The structural comparisons also revealed the details about their structural differences (Figure 6). First, while both the prokaryotic and eukaryotic TRIC channel structures unveiled lipid binding to the TRIC channels, their binding manners are quite different. In the prokaryotic TRIC channel structures, there are three long and straight lateral fenestrations mainly consisting of the TM2 and TM5 helices, with one end toward the center of the trimer and the other end toward the membrane (Figure 5A and 5B). These lateral fenestrations can accommodate the lipid molecules by providing access from the membrane (Figure 5 and Supplementary information, Figure S7D and S7E). In contrast, there are no such lateral fenestrations in the eukaryotic TRIC channel structures45. In the CeTRIC-B structures, while the acyl chains of PIP2 face toward the center of the trimer, the PIP2 head group is oriented toward the monomeric pore at the cytoplasmic side, rather than the lipid bilayer45. Notably, the KEVXRXXK consensus sequence motif involved in PIP2 binding is located between the TM5 and TM6 helices, and is highly conserved among eukaryotic TRIC channels, but not among prokaryotic TRIC channels (Supplementary information, Figure S3).
Further structural comparisons revealed the differences in the TM2 and TM5 helices (Figure 6C and 6F). In the CeTRIC-B2 structure, the TM2 and TM5 helices are more kinked at the cytoplasmic side, as compared with those in the prokaryotic TRIC channel structures (Figure 6C and 6F). Consequently, whereas the monomeric pore is closed on the cytoplasmic side in the prokaryotic TRIC channel structures (Figure 4A and 4C), the cytoplasmic side of the monomeric pore is solvent-accessible in the eukaryotic TRIC channel structures45. Thus, the structural differences in the TM2 and TM5 helices might represent the early structural changes in channel activation. Overall, together with the functional analyses of prokaryotic and eukaryotic TRIC channels (Figure 4E, 4F and Supplementary information Figure S6), these structural differences in the kinked TM2 and TM5 helices might further support our hypothesis that the kink motions of the TM2 and TM5 helices may lead to the channel opening (Figure 6G).
Discussion
The crystal structures of the prokaryotic TRIC channels revealed the architecture of each subunit, with two inverted repeat regions, and the trimerization manner (Figure 2).
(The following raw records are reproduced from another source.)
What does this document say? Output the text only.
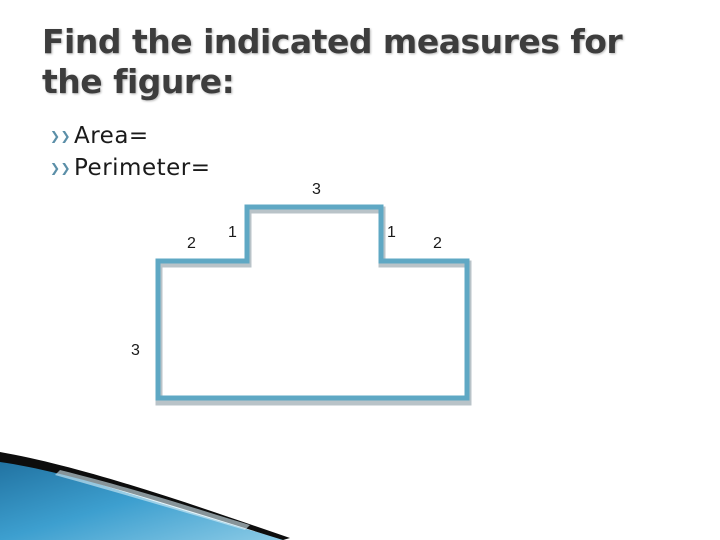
Find the indicated measures for
the figure:
❯❯ Area=
❯❯ Perimeter=
3
1	1
2	2
3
The electrophysiological analysis of the monomeric mutant showed the monomeric cation-conducting pore of the TRIC channels (Figure 3). The symmetry-related TM2 and TM5 helices are kinked at the conserved glycine clusters that are essential for the ion channel activity (Figures 2, 3 and Supplementary information, Figure S3), and the structure-based functional analysis of eukaryotic TRIC channels demonstrated the functional and mechanistic similarities between the prokaryotic and eukaryotic TRIC channels42,43,44 (Supplementary information, Figure S6). Furthermore, we identified lipids bound to the lateral fenestrations at the subunit interfaces, which might modulate the function of the TRIC channels, as observed in other ion channels (Figure 5 and Supplementary information, Figure S7). Intriguingly, the kinked TM2 and TM5 helices contribute to all of the key aspects of the TRIC channels: the trimerization, the pore opening and the generation of lateral fenestrations (Figures 2G, 3, 4 and 5). Finally, the structural comparisons between prokaryotic and eukaryotic TRIC channels revealed the similarities and differences between the distantly related TRIC orthologues, and provided insights into the channel gating (Figure 6).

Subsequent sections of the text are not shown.